Obscura Digital developed the content, with Radium producing some of the video used, all of which was deployed on Obscura’s proprietary media servers. The design concept used the 18 video feeds discretely, sometimes with different images, sometimes with the images handed off from one feed to the next – for example, a train moving quickly through all 18 projectors, from one side of the stage to the next – with tightly integrated lighting to reinforce the image produced.

To facilitate the intricacies of the programming, Prelite deployed ESP Vision software, which allowed the video imagery to run native on the visualization software. With Norm Schwab and Paul Efron acting as lighting designers, Phil Shearer as automated and media programmer and Eric Fedler as conventional programmer, the system was set up to run all of the automated lighting and media from one Whole Hog 2 with the conventional lighting run from a second Whole Hog 2. MIDI from one Hog was used to issue serial commands to the media servers. Steve Swanson acted as production manager.

Schwab comments “This was an interesting challenge. We had to deal with the differences in resolution between the projectors and the LED curtains, and use the lighting to reinforce the imagery produced. With only one day on site, we had three days in the Prelite studio, with the first two days devoted to lighting and the third to integrating the video. This type of project is perfect for Prelite.”
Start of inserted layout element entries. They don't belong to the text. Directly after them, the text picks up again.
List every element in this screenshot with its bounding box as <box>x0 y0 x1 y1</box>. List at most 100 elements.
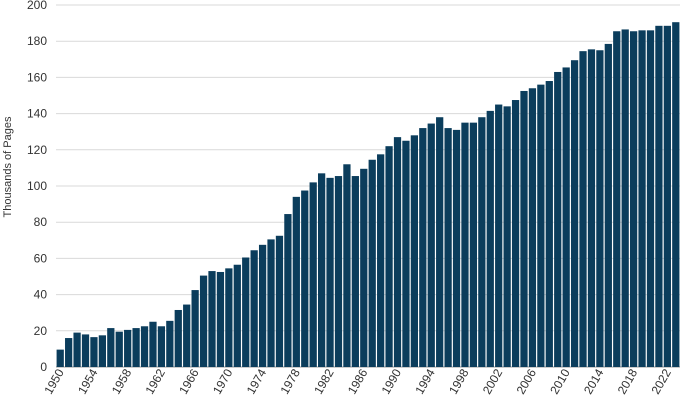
bar-1953 <box>81 334 90 367</box>
bar-1992 <box>410 135 419 367</box>
bar-2014 <box>596 50 604 367</box>
bar-1979 <box>301 190 309 367</box>
bar-1976 <box>275 235 284 367</box>
bar-1973 <box>250 250 258 367</box>
bar-1971 <box>233 264 241 367</box>
bar-1957 <box>115 331 123 367</box>
y-axis-ticks: 0 20 40 60 80 100 120 140 160 180 200 <box>27 0 47 374</box>
bar-1997 <box>452 129 461 367</box>
bar-2019 <box>638 30 646 368</box>
bar-2020 <box>646 30 655 368</box>
bar-1972 <box>242 257 250 367</box>
bar-2006 <box>528 88 537 367</box>
x-tick-label: 2006 <box>514 366 540 396</box>
x-tick-label: 1962 <box>143 366 169 396</box>
x-tick-label: 2002 <box>480 366 506 396</box>
bar-1974 <box>258 244 267 367</box>
bar-2007 <box>537 84 545 367</box>
bar-1968 <box>208 271 216 367</box>
x-tick-label: 1978 <box>277 366 303 396</box>
x-tick-label: 2018 <box>615 366 641 396</box>
bar-1978 <box>292 196 300 367</box>
x-tick-label: 2010 <box>547 366 573 396</box>
bar-2013 <box>587 49 596 367</box>
bar-2005 <box>520 90 528 367</box>
bar-1960 <box>140 326 149 367</box>
bar-1952 <box>73 332 81 367</box>
bar-2010 <box>562 67 570 367</box>
bar-2021 <box>655 25 663 367</box>
bar-1985 <box>351 176 359 367</box>
bar-2018 <box>629 31 638 368</box>
y-tick-label: 60 <box>34 251 48 265</box>
y-axis-title: Thousands of Pages <box>2 116 14 217</box>
bar-1990 <box>393 137 402 367</box>
bar-1950 <box>56 349 64 367</box>
bar-2009 <box>554 71 562 367</box>
y-tick-label: 0 <box>40 360 47 374</box>
bar-1987 <box>368 159 376 367</box>
x-tick-label: 2014 <box>581 366 607 396</box>
bar-1993 <box>419 128 427 367</box>
y-tick-label: 140 <box>27 107 47 121</box>
bar-1951 <box>65 338 73 367</box>
y-tick-label: 200 <box>27 0 47 12</box>
bar-1963 <box>166 320 174 367</box>
bar-2016 <box>613 31 621 368</box>
y-tick-label: 180 <box>27 34 47 48</box>
bar-1969 <box>216 271 225 367</box>
bar-2023 <box>672 22 680 367</box>
y-tick-label: 160 <box>27 70 47 84</box>
bar-1955 <box>98 335 107 367</box>
bar-2022 <box>663 25 671 367</box>
bar-2002 <box>495 104 503 368</box>
x-tick-label: 1974 <box>244 366 270 396</box>
bar-2011 <box>570 60 579 368</box>
bar-1967 <box>199 275 208 367</box>
bar-1970 <box>225 268 233 367</box>
x-tick-label: 1986 <box>345 366 371 396</box>
bar-2015 <box>604 43 612 367</box>
x-tick-label: 2022 <box>648 366 674 396</box>
bar-1966 <box>191 290 199 367</box>
bar-1991 <box>402 140 410 367</box>
bar-1998 <box>461 122 469 368</box>
bar-1986 <box>360 168 368 367</box>
bar-1981 <box>317 173 326 367</box>
x-tick-label: 1982 <box>311 366 337 396</box>
x-tick-label: 1958 <box>109 366 135 396</box>
bar-2004 <box>511 100 520 368</box>
bar-1995 <box>436 117 444 367</box>
y-tick-label: 20 <box>34 324 48 338</box>
bar-1958 <box>124 329 132 367</box>
bar-1954 <box>90 337 98 367</box>
bar-1975 <box>267 239 275 367</box>
bar-1982 <box>326 177 334 367</box>
bar-2000 <box>478 117 486 367</box>
x-axis-ticks: 1950 1954 1958 1962 1966 1970 1974 1978 1982 1986… <box>41 366 674 396</box>
bar-1977 <box>284 214 292 367</box>
x-tick-label: 1994 <box>412 366 438 396</box>
bar-2008 <box>545 81 553 368</box>
bar-1965 <box>183 304 191 367</box>
bar-1988 <box>377 154 385 367</box>
bar-1959 <box>132 328 140 367</box>
bar-1962 <box>157 326 166 367</box>
bar-2017 <box>621 29 629 368</box>
bar-1961 <box>149 321 157 367</box>
bar-1996 <box>444 128 452 367</box>
bar-1984 <box>343 164 351 367</box>
bar-2003 <box>503 106 511 368</box>
x-tick-label: 1998 <box>446 366 472 396</box>
y-tick-label: 80 <box>34 215 48 229</box>
y-tick-label: 120 <box>27 143 47 157</box>
bar-1994 <box>427 123 435 368</box>
bar-2001 <box>486 110 494 367</box>
x-tick-label: 1966 <box>176 366 202 396</box>
bar-1983 <box>334 176 343 367</box>
bar-1980 <box>309 182 317 367</box>
y-tick-label: 40 <box>34 288 48 302</box>
bar-1989 <box>385 146 393 367</box>
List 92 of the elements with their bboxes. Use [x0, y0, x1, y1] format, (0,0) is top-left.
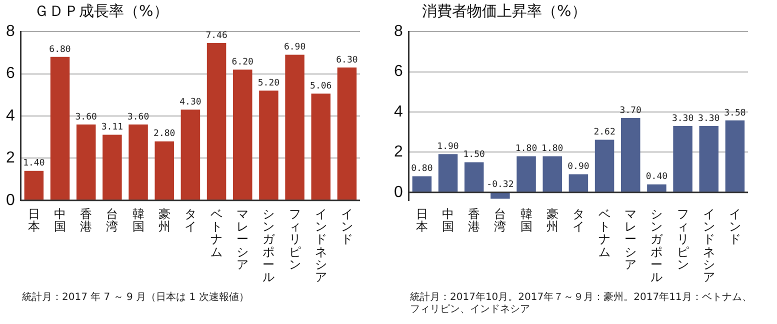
bar	[490, 192, 510, 199]
bar	[180, 110, 200, 200]
bar	[102, 134, 122, 200]
data-label: 0.80	[411, 164, 433, 174]
x-tick-label: 台湾	[494, 207, 506, 234]
y-tick-label: 0	[394, 184, 403, 201]
x-tick-label: ベトナム	[598, 207, 611, 259]
data-label: 0.40	[646, 172, 668, 182]
data-label: 3.70	[620, 106, 642, 116]
chart-title: ＧＤＰ成長率（%）	[34, 2, 168, 21]
bar	[620, 118, 640, 192]
bar	[285, 54, 304, 200]
x-tick-label: シンガポール	[262, 207, 276, 284]
data-label: 0.90	[568, 162, 590, 172]
data-label: 5.06	[310, 81, 332, 92]
x-tick-label: 中国	[442, 207, 454, 234]
x-tick-label: 豪州	[546, 207, 558, 234]
y-tick-label: 4	[6, 107, 15, 124]
text: 統計月：2017年10月。2017年７～９月：豪州。2017年11月：ベトナム、フィリピン、インドネシア	[410, 292, 753, 316]
x-tick-label: 日本	[416, 207, 428, 234]
bar	[438, 154, 458, 192]
bar	[568, 174, 588, 192]
x-tick-label: マレーシア	[624, 207, 637, 272]
bar	[337, 67, 357, 200]
data-label: 1.50	[463, 150, 485, 160]
y-tick-label: 2	[394, 144, 403, 161]
x-tick-label: フィリピン	[676, 207, 689, 272]
x-tick-label: インド	[728, 207, 741, 246]
bar	[464, 162, 484, 192]
x-tick-label: シンガポール	[650, 207, 664, 284]
bar	[76, 124, 96, 200]
x-tick-label: 香港	[468, 207, 480, 234]
data-label: 3.11	[101, 122, 124, 133]
y-tick-label: 8	[394, 23, 403, 40]
bar	[542, 156, 562, 192]
x-tick-label: タイ	[184, 207, 196, 234]
data-label: 6.20	[232, 57, 254, 68]
data-label: 1.80	[542, 144, 564, 154]
bar	[311, 94, 330, 200]
bar	[516, 156, 536, 192]
x-tick-label: フィリピン	[288, 207, 301, 272]
bar	[699, 126, 718, 192]
bar	[128, 124, 148, 200]
bar	[206, 42, 226, 200]
data-label: 6.30	[336, 55, 358, 66]
x-tick-label: タイ	[572, 207, 584, 234]
x-tick-label: マレーシア	[236, 207, 249, 272]
data-label: -0.32	[486, 180, 514, 190]
data-label: 1.90	[437, 142, 459, 152]
bar	[412, 176, 432, 192]
y-tick-label: 8	[6, 23, 15, 40]
data-label: 6.80	[49, 44, 71, 55]
bar	[154, 141, 174, 200]
bar	[594, 140, 614, 192]
data-label: 3.58	[724, 108, 746, 118]
x-tick-label: 韓国	[520, 207, 532, 234]
bar	[50, 56, 70, 200]
bar	[673, 126, 692, 192]
data-label: 7.46	[206, 30, 228, 41]
x-tick-label: 香港	[80, 207, 92, 234]
chart-title: 消費者物価上昇率（%）	[422, 2, 586, 21]
data-label: 2.62	[594, 128, 616, 138]
data-label: 3.30	[698, 114, 720, 124]
y-tick-label: 6	[6, 65, 15, 82]
bar	[24, 170, 44, 200]
y-tick-label: 0	[6, 192, 15, 209]
x-tick-label: 台湾	[106, 207, 118, 234]
data-label: 5.20	[258, 78, 280, 89]
data-label: 2.80	[154, 129, 176, 140]
x-tick-label: 韓国	[132, 207, 144, 234]
y-tick-label: 6	[394, 63, 403, 80]
data-label: 3.60	[75, 112, 97, 122]
bar	[259, 90, 278, 200]
bar	[725, 120, 745, 192]
x-tick-label: 中国	[54, 207, 66, 234]
y-tick-label: 4	[394, 103, 403, 120]
y-tick-label: 2	[6, 150, 15, 167]
bar	[647, 184, 666, 192]
text: 統計月：2017 年 7 ～ 9 月（日本は 1 次速報値）	[22, 292, 250, 304]
data-label: 3.30	[672, 114, 694, 124]
data-label: 6.90	[284, 42, 306, 53]
data-label: 3.60	[127, 112, 150, 122]
x-tick-label: 豪州	[158, 207, 170, 234]
x-tick-label: インドネシア	[314, 207, 327, 284]
data-label: 4.30	[180, 98, 202, 108]
x-tick-label: インドネシア	[702, 207, 715, 284]
x-tick-label: 日本	[28, 207, 40, 234]
data-label: 1.40	[23, 158, 45, 169]
data-label: 1.80	[515, 144, 538, 154]
bar	[232, 70, 252, 200]
x-tick-label: ベトナム	[210, 207, 223, 259]
x-tick-label: インド	[340, 207, 353, 246]
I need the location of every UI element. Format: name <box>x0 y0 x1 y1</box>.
Prelite’s Thompson adds, “It was interesting to see a different approach to controlling media with a lighting console. We mostly see designers using DMX controlled media servers such as NEV, MBox and Catalyst, so we were excited to see the Obscura system. While it is quite different than the others, it was an impressive sight to see 18 monitors in the front of the room displaying 18 feeds of video. Although it can currently only show one video source, it was great to see the video displayed with the lighting in ESP’s Vision software.”